Le président du Parlement européen, David Sassoli, a annoncé, lundi 28 septembre, que la session plénière s'ouvrant lundi 5 octobre se tiendrait une nouvelle fois à Bruxelles et non à Strasbourg.
« Malheureusement, étant donné la récente hausse du taux de transmission du virus en France, y compris dans le département du Bas-Rhin, et dans un souci de santé publique, nous devons reconsidérer le déplacement des députés et employés au Parlement européen, à quelques jours de la première session parlementaire d’octobre », a-t-il déclaré.

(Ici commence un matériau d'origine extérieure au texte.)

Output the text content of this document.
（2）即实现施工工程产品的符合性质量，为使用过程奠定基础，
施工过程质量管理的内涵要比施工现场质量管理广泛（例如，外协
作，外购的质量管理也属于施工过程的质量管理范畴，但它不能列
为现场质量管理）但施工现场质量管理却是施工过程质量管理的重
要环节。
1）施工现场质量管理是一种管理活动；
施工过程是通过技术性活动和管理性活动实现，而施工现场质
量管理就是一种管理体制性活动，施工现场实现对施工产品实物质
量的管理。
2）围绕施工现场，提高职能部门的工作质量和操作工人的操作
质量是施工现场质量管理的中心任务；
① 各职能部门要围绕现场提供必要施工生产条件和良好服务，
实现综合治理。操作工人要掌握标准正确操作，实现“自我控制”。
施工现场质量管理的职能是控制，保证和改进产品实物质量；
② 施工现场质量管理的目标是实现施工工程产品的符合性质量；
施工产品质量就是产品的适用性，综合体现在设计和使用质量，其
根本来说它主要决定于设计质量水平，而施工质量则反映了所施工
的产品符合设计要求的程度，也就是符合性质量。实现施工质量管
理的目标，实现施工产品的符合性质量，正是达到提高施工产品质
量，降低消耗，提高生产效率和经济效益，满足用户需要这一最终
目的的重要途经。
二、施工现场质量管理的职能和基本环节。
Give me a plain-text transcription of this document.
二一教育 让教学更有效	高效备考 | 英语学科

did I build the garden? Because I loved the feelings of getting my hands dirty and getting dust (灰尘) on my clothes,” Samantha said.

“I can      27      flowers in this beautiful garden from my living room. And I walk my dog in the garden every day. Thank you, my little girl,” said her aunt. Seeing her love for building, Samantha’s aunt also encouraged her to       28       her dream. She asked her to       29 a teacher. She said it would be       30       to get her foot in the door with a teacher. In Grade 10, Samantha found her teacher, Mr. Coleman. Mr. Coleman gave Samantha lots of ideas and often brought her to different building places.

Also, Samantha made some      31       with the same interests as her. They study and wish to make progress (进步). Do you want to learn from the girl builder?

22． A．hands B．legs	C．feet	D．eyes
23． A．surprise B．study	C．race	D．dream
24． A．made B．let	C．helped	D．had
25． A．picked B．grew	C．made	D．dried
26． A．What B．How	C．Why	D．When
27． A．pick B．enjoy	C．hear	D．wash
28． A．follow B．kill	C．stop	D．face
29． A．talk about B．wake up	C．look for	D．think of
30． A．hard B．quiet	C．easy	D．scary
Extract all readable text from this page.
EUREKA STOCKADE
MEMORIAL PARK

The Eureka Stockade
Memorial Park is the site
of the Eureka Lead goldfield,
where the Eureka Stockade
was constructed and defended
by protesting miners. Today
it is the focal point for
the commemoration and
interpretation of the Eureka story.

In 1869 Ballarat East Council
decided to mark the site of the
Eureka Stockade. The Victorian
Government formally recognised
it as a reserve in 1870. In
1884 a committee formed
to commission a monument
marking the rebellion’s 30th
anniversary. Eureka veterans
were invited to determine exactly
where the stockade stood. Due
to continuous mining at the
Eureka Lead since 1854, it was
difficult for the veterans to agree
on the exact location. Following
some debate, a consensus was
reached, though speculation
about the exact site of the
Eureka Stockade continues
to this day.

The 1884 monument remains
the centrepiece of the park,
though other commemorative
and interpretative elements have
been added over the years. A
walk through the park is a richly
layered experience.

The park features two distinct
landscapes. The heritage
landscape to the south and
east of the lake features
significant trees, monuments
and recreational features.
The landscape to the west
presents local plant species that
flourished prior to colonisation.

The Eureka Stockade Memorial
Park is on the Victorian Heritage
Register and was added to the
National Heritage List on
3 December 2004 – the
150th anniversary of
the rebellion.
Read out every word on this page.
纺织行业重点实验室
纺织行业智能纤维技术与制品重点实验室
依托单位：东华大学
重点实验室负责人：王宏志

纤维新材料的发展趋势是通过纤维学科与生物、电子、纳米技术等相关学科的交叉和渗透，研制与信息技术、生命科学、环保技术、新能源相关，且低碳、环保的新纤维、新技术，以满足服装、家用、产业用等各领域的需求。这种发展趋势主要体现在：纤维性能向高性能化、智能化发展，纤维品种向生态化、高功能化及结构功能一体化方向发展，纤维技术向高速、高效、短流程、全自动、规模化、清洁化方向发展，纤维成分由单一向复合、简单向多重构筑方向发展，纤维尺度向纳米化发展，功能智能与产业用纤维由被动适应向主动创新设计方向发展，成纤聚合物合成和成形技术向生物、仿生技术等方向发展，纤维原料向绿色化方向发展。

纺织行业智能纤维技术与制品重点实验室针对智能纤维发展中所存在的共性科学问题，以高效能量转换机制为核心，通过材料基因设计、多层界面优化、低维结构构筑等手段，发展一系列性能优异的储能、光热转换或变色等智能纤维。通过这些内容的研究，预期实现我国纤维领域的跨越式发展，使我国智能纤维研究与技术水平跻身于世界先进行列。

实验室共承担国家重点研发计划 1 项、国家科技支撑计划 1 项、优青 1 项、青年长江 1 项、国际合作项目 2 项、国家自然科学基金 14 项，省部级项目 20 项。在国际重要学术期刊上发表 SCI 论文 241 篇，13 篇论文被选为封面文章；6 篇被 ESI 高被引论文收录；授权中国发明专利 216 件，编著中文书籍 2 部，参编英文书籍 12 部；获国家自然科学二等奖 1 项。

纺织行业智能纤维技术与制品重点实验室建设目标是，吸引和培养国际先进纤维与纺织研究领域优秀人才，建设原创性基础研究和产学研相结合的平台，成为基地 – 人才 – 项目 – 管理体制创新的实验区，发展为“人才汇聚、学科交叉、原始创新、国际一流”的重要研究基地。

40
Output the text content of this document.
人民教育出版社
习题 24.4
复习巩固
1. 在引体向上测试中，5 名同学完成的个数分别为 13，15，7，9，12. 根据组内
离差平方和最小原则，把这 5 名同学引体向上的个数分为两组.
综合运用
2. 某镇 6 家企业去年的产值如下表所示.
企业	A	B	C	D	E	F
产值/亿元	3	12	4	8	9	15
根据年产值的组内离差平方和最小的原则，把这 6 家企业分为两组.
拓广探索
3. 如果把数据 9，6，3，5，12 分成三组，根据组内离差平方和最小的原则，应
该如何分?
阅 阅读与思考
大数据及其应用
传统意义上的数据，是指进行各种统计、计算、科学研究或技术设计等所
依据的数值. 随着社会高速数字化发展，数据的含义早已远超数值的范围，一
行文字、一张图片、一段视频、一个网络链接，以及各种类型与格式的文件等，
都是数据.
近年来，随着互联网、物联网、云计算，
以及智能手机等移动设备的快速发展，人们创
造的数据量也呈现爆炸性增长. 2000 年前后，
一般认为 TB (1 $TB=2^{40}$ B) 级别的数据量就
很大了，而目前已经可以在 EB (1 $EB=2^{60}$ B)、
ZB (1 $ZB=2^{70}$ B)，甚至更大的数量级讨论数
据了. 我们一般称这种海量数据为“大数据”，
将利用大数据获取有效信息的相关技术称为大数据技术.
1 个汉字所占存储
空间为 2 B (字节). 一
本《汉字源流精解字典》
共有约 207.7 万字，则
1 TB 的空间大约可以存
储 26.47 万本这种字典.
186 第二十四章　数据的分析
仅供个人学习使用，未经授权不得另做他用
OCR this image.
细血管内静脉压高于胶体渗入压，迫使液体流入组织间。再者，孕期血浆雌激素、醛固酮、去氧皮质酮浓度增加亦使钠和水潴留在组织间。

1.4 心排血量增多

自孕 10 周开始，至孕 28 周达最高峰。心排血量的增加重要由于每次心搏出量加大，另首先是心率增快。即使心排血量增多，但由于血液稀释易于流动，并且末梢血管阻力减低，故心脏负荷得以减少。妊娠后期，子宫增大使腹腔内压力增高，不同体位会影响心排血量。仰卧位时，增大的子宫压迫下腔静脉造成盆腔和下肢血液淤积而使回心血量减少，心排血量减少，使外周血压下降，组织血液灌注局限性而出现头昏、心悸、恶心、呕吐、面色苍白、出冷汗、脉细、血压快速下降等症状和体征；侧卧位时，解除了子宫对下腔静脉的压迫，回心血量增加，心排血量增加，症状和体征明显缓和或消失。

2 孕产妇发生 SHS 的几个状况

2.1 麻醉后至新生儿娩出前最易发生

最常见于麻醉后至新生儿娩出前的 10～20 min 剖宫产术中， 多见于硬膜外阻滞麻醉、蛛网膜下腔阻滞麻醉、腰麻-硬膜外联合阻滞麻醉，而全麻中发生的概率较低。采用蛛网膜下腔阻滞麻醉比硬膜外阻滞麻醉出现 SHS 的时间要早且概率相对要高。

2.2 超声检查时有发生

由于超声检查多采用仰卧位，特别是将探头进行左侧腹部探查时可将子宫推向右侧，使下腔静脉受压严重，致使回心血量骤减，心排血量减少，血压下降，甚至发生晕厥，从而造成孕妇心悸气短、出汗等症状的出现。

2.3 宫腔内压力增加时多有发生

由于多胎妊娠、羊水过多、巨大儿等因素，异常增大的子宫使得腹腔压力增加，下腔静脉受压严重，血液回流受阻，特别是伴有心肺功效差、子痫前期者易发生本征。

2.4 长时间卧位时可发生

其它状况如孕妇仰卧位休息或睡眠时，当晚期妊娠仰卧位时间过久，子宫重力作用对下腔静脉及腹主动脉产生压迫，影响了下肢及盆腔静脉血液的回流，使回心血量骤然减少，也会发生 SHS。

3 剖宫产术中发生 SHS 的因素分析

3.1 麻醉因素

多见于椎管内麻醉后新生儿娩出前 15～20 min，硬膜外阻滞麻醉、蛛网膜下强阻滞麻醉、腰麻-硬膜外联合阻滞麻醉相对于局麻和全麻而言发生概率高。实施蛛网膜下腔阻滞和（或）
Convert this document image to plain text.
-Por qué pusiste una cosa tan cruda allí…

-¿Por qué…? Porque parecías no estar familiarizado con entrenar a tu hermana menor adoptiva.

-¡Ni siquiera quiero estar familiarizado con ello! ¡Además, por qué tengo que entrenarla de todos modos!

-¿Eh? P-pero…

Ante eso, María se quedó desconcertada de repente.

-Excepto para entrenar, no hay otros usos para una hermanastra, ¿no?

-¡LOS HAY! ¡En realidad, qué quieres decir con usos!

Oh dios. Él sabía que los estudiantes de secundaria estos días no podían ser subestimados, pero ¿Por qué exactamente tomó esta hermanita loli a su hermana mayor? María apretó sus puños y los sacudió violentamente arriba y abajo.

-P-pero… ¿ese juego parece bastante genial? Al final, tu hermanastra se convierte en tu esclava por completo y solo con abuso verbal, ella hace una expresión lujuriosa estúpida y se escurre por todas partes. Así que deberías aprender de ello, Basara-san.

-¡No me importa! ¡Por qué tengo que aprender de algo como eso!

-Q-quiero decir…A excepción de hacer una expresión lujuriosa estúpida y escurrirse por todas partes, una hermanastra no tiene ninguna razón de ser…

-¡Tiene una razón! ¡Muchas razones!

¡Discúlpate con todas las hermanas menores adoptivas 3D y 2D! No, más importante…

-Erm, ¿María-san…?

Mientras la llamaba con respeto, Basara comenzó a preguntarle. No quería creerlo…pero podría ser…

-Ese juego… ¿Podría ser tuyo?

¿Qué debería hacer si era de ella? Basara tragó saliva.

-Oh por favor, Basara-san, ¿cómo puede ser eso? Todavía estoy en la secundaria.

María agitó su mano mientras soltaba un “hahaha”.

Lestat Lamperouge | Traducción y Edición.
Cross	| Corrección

Le président du PE est donc resté sourd aux appels du président français, Emmanuel Macron, qui, mercredi 23 septembre, lui avait adressé une lettre exigeant un « retour à la normalité institutionnelle et une reprise des sessions plénières à Strasbourg dès le mois d'octobre ».
Depuis le début de la pandémie de Covid-19, huit sessions plénières ont en effet été déplacées à Bruxelles, au grand dam du gouvernement et de certains élus français (EUROPE 12556/11).
Arguant que la situation sanitaire n'est pas plus critique à Strasbourg qu'à Bruxelles, Emmanuel Macron rappelle dans sa lettre qu'un « travail de coopération rigoureuse » a été engagé entre l'État français, la ville de Strasbourg, les collectivités locales et les services du PE, pour « appliquer un protocole sanitaire strict et offrir des garanties robustes aux députés européens comme aux personnels administratifs ».
Le président français requiert en outre que des « mécanismes de compensation » (EUROPE 12559/28) soient définis. Ceux-ci pourraient, suggère-t-il, prendre la forme d'un rallongement des sessions dans les prochains mois.
Il plaide également pour que l'ouverture de la Conférence pour l'avenir de l'Europe (EUROPE 12550/20) « ainsi que nombre de ses travaux » aient lieu à Strasbourg.